Doping, prisão e brigas: o destino de quatro futebolistas amigos de Neymar
Neymar construiu uma carreira de controversas dentro dos gramados, mas também fora deles.
Ao longo da trajetória, o jogador colecionou polêmicas, que vão de xingamentos públicos a seu técnico no Santos a recentes críticas por trair a esposa, Bruna Biancardi.

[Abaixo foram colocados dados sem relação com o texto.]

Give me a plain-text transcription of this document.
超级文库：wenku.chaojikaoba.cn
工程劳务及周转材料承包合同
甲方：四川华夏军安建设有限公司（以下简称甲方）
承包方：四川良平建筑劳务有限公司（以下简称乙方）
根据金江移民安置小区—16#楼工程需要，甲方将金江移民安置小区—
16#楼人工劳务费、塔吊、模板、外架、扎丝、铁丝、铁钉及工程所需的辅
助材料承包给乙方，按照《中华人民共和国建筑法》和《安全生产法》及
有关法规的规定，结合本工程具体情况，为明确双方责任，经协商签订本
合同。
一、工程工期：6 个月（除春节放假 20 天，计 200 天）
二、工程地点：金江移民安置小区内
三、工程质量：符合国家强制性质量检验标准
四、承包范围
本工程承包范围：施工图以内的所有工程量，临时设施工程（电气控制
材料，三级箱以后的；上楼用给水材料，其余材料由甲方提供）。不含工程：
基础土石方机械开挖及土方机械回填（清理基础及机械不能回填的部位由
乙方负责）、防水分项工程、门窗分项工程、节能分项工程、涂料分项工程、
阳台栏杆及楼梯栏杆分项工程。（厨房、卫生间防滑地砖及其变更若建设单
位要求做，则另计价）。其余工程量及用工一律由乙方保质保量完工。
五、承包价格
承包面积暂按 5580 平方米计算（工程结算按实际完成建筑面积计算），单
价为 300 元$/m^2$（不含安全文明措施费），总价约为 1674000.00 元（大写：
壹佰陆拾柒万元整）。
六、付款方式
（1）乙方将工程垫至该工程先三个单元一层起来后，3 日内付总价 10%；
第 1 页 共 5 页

Coincidentemente ou não, alguns de seus principais companheiros ao longo da carreira também tiveram trajetórias marcadas por crises de imagem.
A coluna GENTE relembra os “parças” de Ney que, assim como ele, se envolveram em controvérsias ao longo da carreira. ( Agora a coluna GENTE também está no Instagram .
Siga o perfil @veja.gente ) Dani Alves Talvez o maior expoente da relação entre parceria e polêmica desta lista, Dani Alves foi, por anos, um dos melhores amigos de Neymar.
A amizade era celebrada publicamente, e a influência de Ney chegou a fazer o lateral mudar os planos da carreira para se transferir ao Paris Saint-Germain, em 2018, e atuar ao lado do camisa 10.
O relacionamento, no entanto, foi abalado em 2022, quando Alves foi acusado de estuprar uma mulher em uma boate de Barcelona.
O jogador foi condenado em primeira instância pelo crime e preso na sequência — ocasião em que o pai de Neymar chegou a contribuir financeiramente para auxiliá-lo.
Embora um tribunal de segunda instância o tenha absolvido em 2025, a imagem de Daniel Alves ficou profundamente desgastada.
Desde então, os dois não voltaram a ser vistos juntos publicamente, alimentando especulações sobre um possível rompimento da amizade.
Paul Pogba Um dos jogadores mais talentosos da história do futebol francês, Paul Pogba mantém uma amizade de longa data com Neymar.
Ao longo da carreira dos dois, a imprensa internacional noticiou diversas tentativas de reuni-los em um mesmo time: Pogba chegou a tentar levar Ney para a Juventus, enquanto o camisa 10 fez movimentos para que o francês fosse para o Barcelona.
Campeão da Copa do Mundo de 2018, Pogba teve sucesso onde o brasileiro falhou, mas também se envolveu em polêmicas.
O jogador foi suspenso por dois anos por doping após testar positivo para dehidroepiandrosterona (DHEA), ainda que o tribunal tenha considerado que a ingestão da substância foi acidental.